As the battle raged on Day 1 and casualties mounted, both armies worked to identify suitable locations
to treat the wounded and comfort the dying. With the Confederates pushing the men in blue back through the town,
buildings that the Union had commandeered for such purposes would change hands. On Chambersburg Street in Gettysburg
stands the Christ Lutheran Church which initially appeared well suited to serve as a hospital and shelter the
Northern wounded. Reverend Horatio S. Howell, chaplain for the 90th Pennsylvania Infantry, aided with the
caring for the casualties of his regiment in this house of peace. As he was exiting the building, a
Confederate soldier demanded that he surrender and turn over his sword. He did not, and was shot on the steps of this church.

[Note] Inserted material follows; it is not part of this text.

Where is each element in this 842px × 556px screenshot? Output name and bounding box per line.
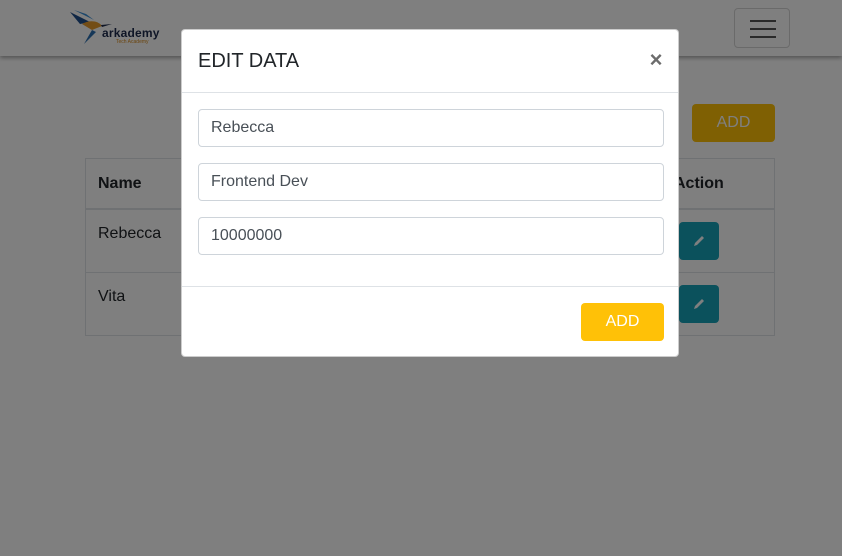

No one knows with any certainty if the soldier who pulled the trigger knew that the officer that he saw belonged to the
chaplaincy, but the men of the 90th Pennsylvania were incensed.
Years later, the soldiers
that Reverend Howell had served dedicated a small marker at the base of the steps of the same church with an inscription
leaving no doubt about their feelings concerning the loss of their beloved chaplain. Generations later, the voices of the
men of the 90th Pennsylvania still speak to those who wish to listen. On the marker, the pages of an open bronze book read,
"In Memoriam. Reverend Horatio S. Howell, Chaplain. 90th Penn'a Volunteers, was cruelly shot dead on these church steps on
the afternoon of July 1st 1863. "He delivereth me from mine enemies. Yea Thou liftest me up above those that rise
up against me." 18th Psalms 48th Verse. "He being dead yet speaketh." Hebrews 11, 4th.